July/Aug 2022 (Volume 14, Issue 4)
(Publisher’s note: This is the third of a three-part series about the first century of radio broadcasting in Iowa. Selected photos and text are from the author’s book, “Making Waves: The People and Places of Iowa Broadcasting,” available at totallyiowa.com; additional material comes from the Archives of the Grout Museum of History and Science, Waterloo, Iowa.)
By Jeff Stein
As a boy growing up near Finchford in rural Black Hawk County, Joe DuMond never dreamed of being a beloved national radio personality, much less becoming the founder of a groundbreaking powerhouse radio station near his hometown.
Then again, when Joe Dumond was a boy — radio had not yet been invented.
But the impact he would have on the fledgling industry is still being felt today, as the station he founded in Waterloo, KXEL, marks its 80th anniversary this summer.
DuMond was born in Finchford on Nov. 21, 1898. The family moved to nearby Waterloo when Joe was seven, and he soon discovered a talent for music. Following graduation from East High School, he took to the road as a touring Chautauqua performer, “penetrating every one of the 48 states, and every province of Canada,” as one newspaper article noted in 1930. During the winters, he studied at what was then called Iowa State Teachers College in Cedar Falls.
After a decade as a “trouper” — and five years after marrying childhood sweetheart Irene Rohde — DuMond was weary of the road and wanted a more stable life.
Around that same time, the owner of the Waterloo Morning Tribune newspaper bought a Cedar Rapids radio station and moved it north to Waterloo, changing its call letters to WMT to match the name of the newspaper. DuMond jumped at the chance to join the new radio station’s staff as program director, with studios in the Russell Lamson Hotel downtown.
At that time, radio station entertainment programming was made up of live performances, with announcers occasionally playing recordings.
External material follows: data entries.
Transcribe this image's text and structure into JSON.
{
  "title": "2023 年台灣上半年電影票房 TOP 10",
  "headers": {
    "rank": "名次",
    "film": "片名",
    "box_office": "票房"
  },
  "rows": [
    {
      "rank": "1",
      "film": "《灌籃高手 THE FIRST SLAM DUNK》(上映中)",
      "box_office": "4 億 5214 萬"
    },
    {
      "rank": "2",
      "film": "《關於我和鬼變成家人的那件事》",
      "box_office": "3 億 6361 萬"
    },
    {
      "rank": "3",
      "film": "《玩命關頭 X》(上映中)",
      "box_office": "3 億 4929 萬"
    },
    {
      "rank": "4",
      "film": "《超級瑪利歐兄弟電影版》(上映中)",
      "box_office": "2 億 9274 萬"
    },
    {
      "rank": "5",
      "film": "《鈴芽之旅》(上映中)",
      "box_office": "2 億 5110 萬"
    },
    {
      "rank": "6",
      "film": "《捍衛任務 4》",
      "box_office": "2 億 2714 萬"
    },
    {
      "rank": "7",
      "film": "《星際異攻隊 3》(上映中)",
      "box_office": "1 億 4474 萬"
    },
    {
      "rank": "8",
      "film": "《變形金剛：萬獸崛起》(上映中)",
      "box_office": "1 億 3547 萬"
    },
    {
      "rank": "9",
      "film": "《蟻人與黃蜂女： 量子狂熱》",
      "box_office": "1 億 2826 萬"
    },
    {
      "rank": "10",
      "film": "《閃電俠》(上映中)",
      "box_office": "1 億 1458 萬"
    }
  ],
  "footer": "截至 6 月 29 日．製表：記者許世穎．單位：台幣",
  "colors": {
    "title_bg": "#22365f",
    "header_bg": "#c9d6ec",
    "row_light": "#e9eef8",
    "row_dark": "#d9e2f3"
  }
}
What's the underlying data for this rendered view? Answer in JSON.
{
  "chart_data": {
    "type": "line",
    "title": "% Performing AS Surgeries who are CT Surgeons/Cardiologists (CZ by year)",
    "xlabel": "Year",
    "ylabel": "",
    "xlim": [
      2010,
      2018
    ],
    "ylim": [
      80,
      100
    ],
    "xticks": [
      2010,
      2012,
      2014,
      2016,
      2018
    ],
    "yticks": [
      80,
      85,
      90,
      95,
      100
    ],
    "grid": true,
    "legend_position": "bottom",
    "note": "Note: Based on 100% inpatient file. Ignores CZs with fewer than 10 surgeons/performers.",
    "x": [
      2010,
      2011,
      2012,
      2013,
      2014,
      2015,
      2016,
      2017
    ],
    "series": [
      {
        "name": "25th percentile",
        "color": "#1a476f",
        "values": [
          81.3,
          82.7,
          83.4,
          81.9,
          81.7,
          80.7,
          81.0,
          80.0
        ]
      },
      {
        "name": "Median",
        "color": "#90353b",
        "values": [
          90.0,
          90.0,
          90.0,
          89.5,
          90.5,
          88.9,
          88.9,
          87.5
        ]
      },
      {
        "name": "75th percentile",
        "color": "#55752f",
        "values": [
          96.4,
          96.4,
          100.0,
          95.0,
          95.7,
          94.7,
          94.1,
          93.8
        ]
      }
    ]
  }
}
DuMond scripted and acted in a regular program on WMT, entitled “The Nuts and Bolts Dramatic Society,” which allowed him to continue the type of performing he had done on the stage … but instead of traveling to perform before audiences, in radio, the audiences in essence came to him.
In a special broadcast marking KXEL’s 35th anniversary in 1977, DuMond told the story of a chance occurrence that changed the course of his life.
“It was our policy in those days to make a trade with a local music store to give the store radio spots for the use of its records. My arrangements were made with the Strobel Music Store, located then near the corner of Fifth and Sycamore Streets. This particular night, I had played all the records which I had borrowed from Mr. Strobel. In fact, some of the records had been repeated several times,” DuMond recalled.
“I will never know what caused me to put aside the records and start talking about my youth, recalling the days in Finchford when I went to the meeting of the Ladies’ Aid Society with my mother, taking part in the goings on of the village — in fact, experiencing a kind of rebirth ‘by the bend of the river,’” he said.
That night, with apparently no preparation other than his fertile creative mind, DuMond slipped into a character he created on the spot to tell the stories. The storyteller was named Josh Higgins.